2. Sequential loops are added.
3. Only the largest term is kept, all others are dropped.
4. Constants are dropped.
5. Conditional checks are constant (i.e. 1).
That's it really. I used the word loop, but the concept applies to conditional checks, full algorithms, etc.. since a whole is the sum of its parts. I can see the worried look on your face, this would all be frivolous without some examples[see code comments]:
//linear for(int i = 0; i < n; i++) { cout << i << endl; }
Here we iterate 'n' times. Since nothing else is going on inside the loop (other then constant time printing), this algorithm is said to be O(n). The common bubble-sort:
//quadratic for(int i = 0; i < n; i++) { for(int j = 0; j < n; j++){ //do swap stuff, constant time } }
Each loop is 'n'. Since the inner loop is nested, it is n*n, thus it is O(n^2). Hardly efficient. We can make it a bit better by doing the following:
//quadratic for(int i = 0; i < n; i++) { for(int j = 0; j < i; j++){ //do swap stuff, constant time } }
Outer loop is still 'n'. The inner loop now executes 'i' times, the end being (n-1). We now have (n(n-1)). This is still in the bound of O(n^2), but only in the worst case.
An example of constant dropping:
//linear for(int i = 0; i < 2*n; i++) { cout << i << endl; }
At first you might say that the upper bound is O(2n); however, we drop constants so it becomes O(n). Mathematically, they are the same since (either way) it will require 'n' elements iterated (even though we'd iterate 2n times).
An example of sequential loops:
//linear for(int i = 0; i < n; i++) { cout << i << endl; } //quadratic for(int i = 0; i < n; i++) { for(int j = 0; j < i; j++){ //do constant time stuff } }
You wouldn't do this exact example in implementation, but doing something similar certainly is in the realm of possibilities. In this case we add each loop's Big O, in this case n+n^2. O(n^2+n) is not an acceptable answer since we must drop the lowest term. The upper bound is O(n^2). Why? Because it has the largest growth rate (upper bound or limit for the Calculus inclined).
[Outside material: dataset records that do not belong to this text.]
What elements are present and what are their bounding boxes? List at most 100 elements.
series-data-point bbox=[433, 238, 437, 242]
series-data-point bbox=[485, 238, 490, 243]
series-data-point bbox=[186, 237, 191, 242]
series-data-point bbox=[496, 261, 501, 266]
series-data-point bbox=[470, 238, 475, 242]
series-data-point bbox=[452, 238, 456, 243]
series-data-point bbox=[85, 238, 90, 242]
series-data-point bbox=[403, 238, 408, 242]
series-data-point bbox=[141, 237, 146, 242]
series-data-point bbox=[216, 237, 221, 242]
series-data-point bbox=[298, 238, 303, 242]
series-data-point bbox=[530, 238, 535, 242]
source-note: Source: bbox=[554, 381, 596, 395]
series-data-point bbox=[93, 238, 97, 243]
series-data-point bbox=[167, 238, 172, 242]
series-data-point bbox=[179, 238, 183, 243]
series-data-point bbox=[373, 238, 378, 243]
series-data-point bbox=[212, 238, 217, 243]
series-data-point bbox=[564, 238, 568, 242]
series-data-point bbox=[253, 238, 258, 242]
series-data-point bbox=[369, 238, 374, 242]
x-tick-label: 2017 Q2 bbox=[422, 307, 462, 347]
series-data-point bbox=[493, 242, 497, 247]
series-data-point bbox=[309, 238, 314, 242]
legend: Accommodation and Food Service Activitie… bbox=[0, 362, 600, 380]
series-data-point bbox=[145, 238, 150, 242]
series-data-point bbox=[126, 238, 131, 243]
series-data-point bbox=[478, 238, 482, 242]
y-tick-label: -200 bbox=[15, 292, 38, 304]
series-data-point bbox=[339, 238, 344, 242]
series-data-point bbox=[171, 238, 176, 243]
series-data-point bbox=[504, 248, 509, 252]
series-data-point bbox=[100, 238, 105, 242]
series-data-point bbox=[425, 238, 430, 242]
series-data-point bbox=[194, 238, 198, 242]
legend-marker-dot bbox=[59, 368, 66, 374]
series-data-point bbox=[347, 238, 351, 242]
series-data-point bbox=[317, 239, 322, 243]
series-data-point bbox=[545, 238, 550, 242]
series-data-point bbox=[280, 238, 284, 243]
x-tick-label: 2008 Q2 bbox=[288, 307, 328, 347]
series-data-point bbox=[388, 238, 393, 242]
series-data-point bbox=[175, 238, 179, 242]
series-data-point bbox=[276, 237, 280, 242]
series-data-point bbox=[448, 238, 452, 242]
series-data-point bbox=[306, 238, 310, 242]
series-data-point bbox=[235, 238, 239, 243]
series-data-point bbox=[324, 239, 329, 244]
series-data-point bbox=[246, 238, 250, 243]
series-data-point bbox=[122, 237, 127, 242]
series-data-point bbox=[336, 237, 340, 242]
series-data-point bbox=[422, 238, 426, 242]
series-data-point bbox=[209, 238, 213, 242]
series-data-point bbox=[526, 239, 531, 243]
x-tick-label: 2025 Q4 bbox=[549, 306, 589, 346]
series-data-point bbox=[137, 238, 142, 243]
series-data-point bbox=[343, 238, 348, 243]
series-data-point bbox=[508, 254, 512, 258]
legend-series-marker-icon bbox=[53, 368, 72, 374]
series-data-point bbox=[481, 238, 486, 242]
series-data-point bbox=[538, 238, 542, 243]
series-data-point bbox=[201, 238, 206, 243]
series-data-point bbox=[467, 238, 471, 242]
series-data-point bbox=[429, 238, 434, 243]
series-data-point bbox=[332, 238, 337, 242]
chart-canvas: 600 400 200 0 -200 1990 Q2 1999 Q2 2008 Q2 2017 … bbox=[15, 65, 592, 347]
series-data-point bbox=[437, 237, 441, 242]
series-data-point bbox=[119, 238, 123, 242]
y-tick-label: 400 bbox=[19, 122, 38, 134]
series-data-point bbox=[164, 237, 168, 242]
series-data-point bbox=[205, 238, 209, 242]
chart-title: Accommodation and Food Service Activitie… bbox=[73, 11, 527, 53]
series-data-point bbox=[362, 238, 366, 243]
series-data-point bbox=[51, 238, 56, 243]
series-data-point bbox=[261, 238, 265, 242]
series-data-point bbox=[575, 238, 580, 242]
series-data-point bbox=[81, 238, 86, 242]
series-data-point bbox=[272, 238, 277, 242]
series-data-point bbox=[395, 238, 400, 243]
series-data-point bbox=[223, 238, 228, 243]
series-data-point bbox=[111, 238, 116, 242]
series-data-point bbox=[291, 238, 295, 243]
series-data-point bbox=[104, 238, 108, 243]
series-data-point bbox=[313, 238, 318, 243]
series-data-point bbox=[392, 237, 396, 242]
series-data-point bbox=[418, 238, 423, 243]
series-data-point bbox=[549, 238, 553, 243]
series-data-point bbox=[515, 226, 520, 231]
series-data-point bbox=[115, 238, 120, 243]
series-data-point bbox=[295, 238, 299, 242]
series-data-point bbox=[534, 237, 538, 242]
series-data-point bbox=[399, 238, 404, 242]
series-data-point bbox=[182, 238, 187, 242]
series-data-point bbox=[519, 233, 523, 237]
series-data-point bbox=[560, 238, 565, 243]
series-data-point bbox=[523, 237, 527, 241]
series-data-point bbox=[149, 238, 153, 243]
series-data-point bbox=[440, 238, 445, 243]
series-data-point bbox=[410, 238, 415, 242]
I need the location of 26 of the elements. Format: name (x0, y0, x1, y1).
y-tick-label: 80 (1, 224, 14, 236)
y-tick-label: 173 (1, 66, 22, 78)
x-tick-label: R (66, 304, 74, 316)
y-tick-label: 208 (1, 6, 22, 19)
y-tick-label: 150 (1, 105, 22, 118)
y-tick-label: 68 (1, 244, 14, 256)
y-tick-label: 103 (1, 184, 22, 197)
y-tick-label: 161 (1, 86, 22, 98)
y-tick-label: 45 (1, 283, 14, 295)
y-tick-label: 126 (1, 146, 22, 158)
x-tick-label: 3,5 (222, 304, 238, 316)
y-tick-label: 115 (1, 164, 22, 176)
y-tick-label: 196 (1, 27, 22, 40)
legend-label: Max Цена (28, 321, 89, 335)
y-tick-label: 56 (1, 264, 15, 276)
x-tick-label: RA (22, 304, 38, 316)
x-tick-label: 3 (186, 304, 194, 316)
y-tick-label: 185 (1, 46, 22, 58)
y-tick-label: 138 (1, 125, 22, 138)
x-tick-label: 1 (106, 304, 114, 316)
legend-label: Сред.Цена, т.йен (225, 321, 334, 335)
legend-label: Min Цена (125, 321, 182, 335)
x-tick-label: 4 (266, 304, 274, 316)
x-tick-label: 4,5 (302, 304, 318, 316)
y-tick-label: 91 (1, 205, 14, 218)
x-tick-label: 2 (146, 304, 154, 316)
Finite loops are common as well, an example:
for(int i = 0; i < n; i++) { for(int j = 0; j < 2; j++){ //do stuff } }
Outer loop is 'n', inner loop is 2, this we have 2n, dropped constant gives up O(n).
In short Big O is simply a way to measure the efficiency of an algorithm. The goal is constant or linear time, thus the various data structures and their implementations. Keep in mind that a "faster" structure or algorithm is not necessary better. For example, see the classic hash table versus binary tree debate. While not 100% factual, it often said that a a hash-table is O(1) and is therefore better then a tree. From a discussion on the subject in a recent class I took:
Quote
That said, hash-tables aren't purely O(1). Poor choices in hash algorithm or table size, and issues like primary clustering, make operations on hash-tables in worse-than-constant time in reality.
The point is, saying "hash-tables are superior to trees" without some qualifications is ridiculous. But then, it doesn't take a genius to know that sweeping generalizations are often problematic.
The above is always something good to keep in mind when dealing with theoretical computer science concepts. Hopefully you found this both interesting and helpful. Happy coding!